Wurtz ne se décourage pas ; il multiplie les contacts avec Stoltz
et Jules Simon et, le 17 juillet 1871, obtient pour lui-même, Stoltz et trois collègues strasbourgeois Heitz, Michel et Rigaud, une audience auprès du Président
du gouvernement provisoire, Adolphe Thiers.
Stoltz a lui-même
raconté la scène : Thiers écouta attentivement Stoltz
puis Wurtz qui présentèrent la solution nancéienne souhaitée par la majorité
des Strasbourgeois. L'entrevue dura une heure. Puis Thiers s'est levé,
indiquant la fin de l'audience. Devant l'attitude interrogative de Stoltz, Thiers eut cette réponse : "N'oubliez pas
que je suis lorrain ".
Le 17 mars 1872, l'Assemblée Nationale
vote "le transfèrement à Nancy de la Faculté de Médecine et de l'Ecole
Supérieure de Pharmacie de Strasbourg ainsi que la suppression de l'Ecole de
Médecine et de Pharmacie de Nancy".
Thiers et Jules Simon signent le décret
d'application le 1er octobre 1872. Le doyen de la Faculté de Médecine de
Strasbourg est provisoirement chargé de l'administration des deux
établissements.
Les élèves de l'Ecole de Santé Militaire
de Strasbourg sont répartis dans les autres Facultés, à Montpellier principalement.
Dès lors commence cette extraordinaire
période de coopération médicale, symbole de l'Alsace-Lorraine française.
La tâche du doyen Stoltz
est à la fois grandiose et redoutable et multiples sont les difficultés
d'organisation de la nouvelle Faculté : inadaptation des locaux, répartition
des titres et fonctions des enseignants des deux composantes.

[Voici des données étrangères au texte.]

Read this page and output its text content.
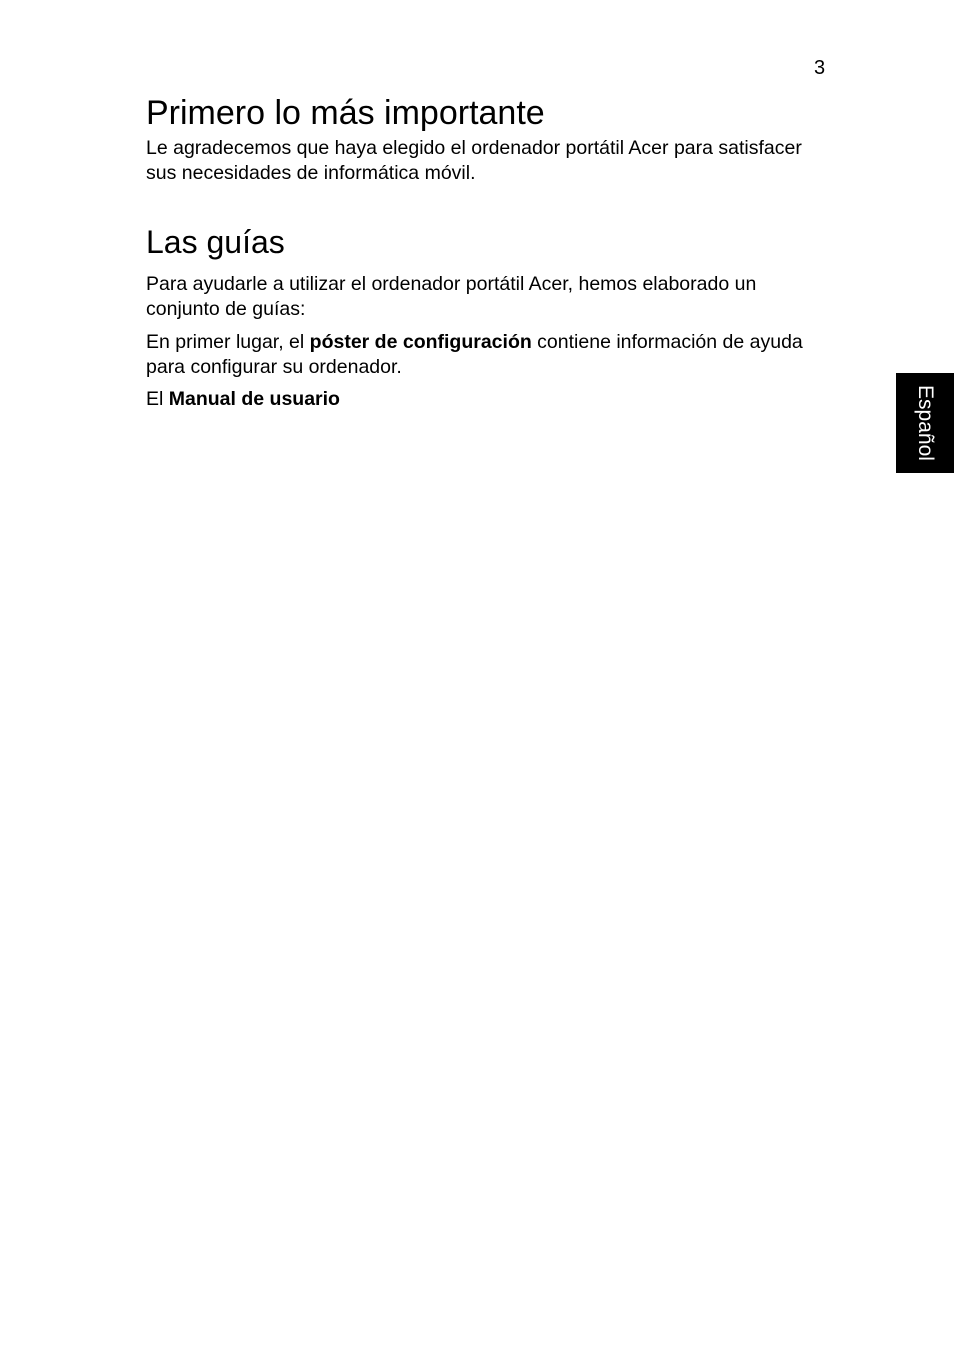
3
Español
Primero lo más importante

Le agradecemos que haya elegido el ordenador portátil Acer para satisfacer sus necesidades de informática móvil.

Las guías

Para ayudarle a utilizar el ordenador portátil Acer, hemos elaborado un conjunto de guías:

En primer lugar, el póster de configuración contiene información de ayuda para configurar su ordenador.

El Manual de usuario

Il faut reconnaître que sur ce dernier
point le groupe nancéien fut réduit à la portion congrue : sur les dix-sept
chaires à pourvoir, quatorze furent attribuées à des Strasbourgeois.
J.A. Stoltz a
69 ans. Il conserve la chaire de clinique obstétricale et gynécologique mais
charge son collègue Léon Coze de s'occuper de la
rentrée universitaire et d'assurer l'organisation pratique de la nouvelle
Faculté. Lors de la cérémonie d'ouverture, Stoltz
déclare "Je mettrai tous mes soins et toute l'énergie dont je suis
capable à faire prospérer la Faculté nouvelle". Le Ministre Jules
Simon lui répond comme en écho : "Je ne doute pas que cette Grande
Ecole qui prend place aujourd'hui parmi nos institutions scientifiques y tienne
bientôt un des premiers rangs".
On peut estimer que sept ans plus tard,
lorsque le doyen J.A. Stoltz prit sa retraite à 76
ans, les objectifs étaient atteints.
Durant son activité à la Faculté de
Strasbourg, le professeur Stoltz avait assumé,
parallèlement à ses charges hospitalo-universitaires, des responsabilités
politiques et administratives dans sa région : Conseiller Général du Canton de
Barr puis de Markolsheim, Conseiller Municipal de la
ville de Strasbourg jusqu'en 1870, les honneurs ne lui ont pas manqué : il
était officier de l'Instruction Publique, Commandeur de la Légion d'honneur ;
les malheurs domestiques non plus : il perdit sa petite fille âgée de dix mois,
deux ans après son mariage. Trois mois plus tard son épouse mourait de phtisie
pulmonaire ; elle avait 28 ans.
Retiré dans son village natal d'Andlau, il se consacre alors à l'histoire de ce village et
de sa célèbre abbatiale romane.
Il avait entrepris une histoire de la
Faculté de Médecine de Strasbourg au XIXème siècle quand la mort le surprit le
22 mai 1896. Il avait 93 ans.
Une importante délégation nancéienne
l'accompagna avec ses amis strasbourgeois à sa dernière demeure.
Grand obstétricien, grand enseignant,
grand doyen, grand patriote, J.A. Stoltz repose dans
le cimetière de l'Eglise St André à Andlau, près de
l'hôpital qui porte son nom.
BIBLIOGRAPHIE
Histoire de la Médecine à
Strasbourg. Editions
de la Nuée Bleue, Strasbourg, 1997.
Wolf J.L. - Vie et œuvre de
Joseph-Alexis Stoltz (1803-1896). Thèse doct. Méd. Strasbourg, 1990.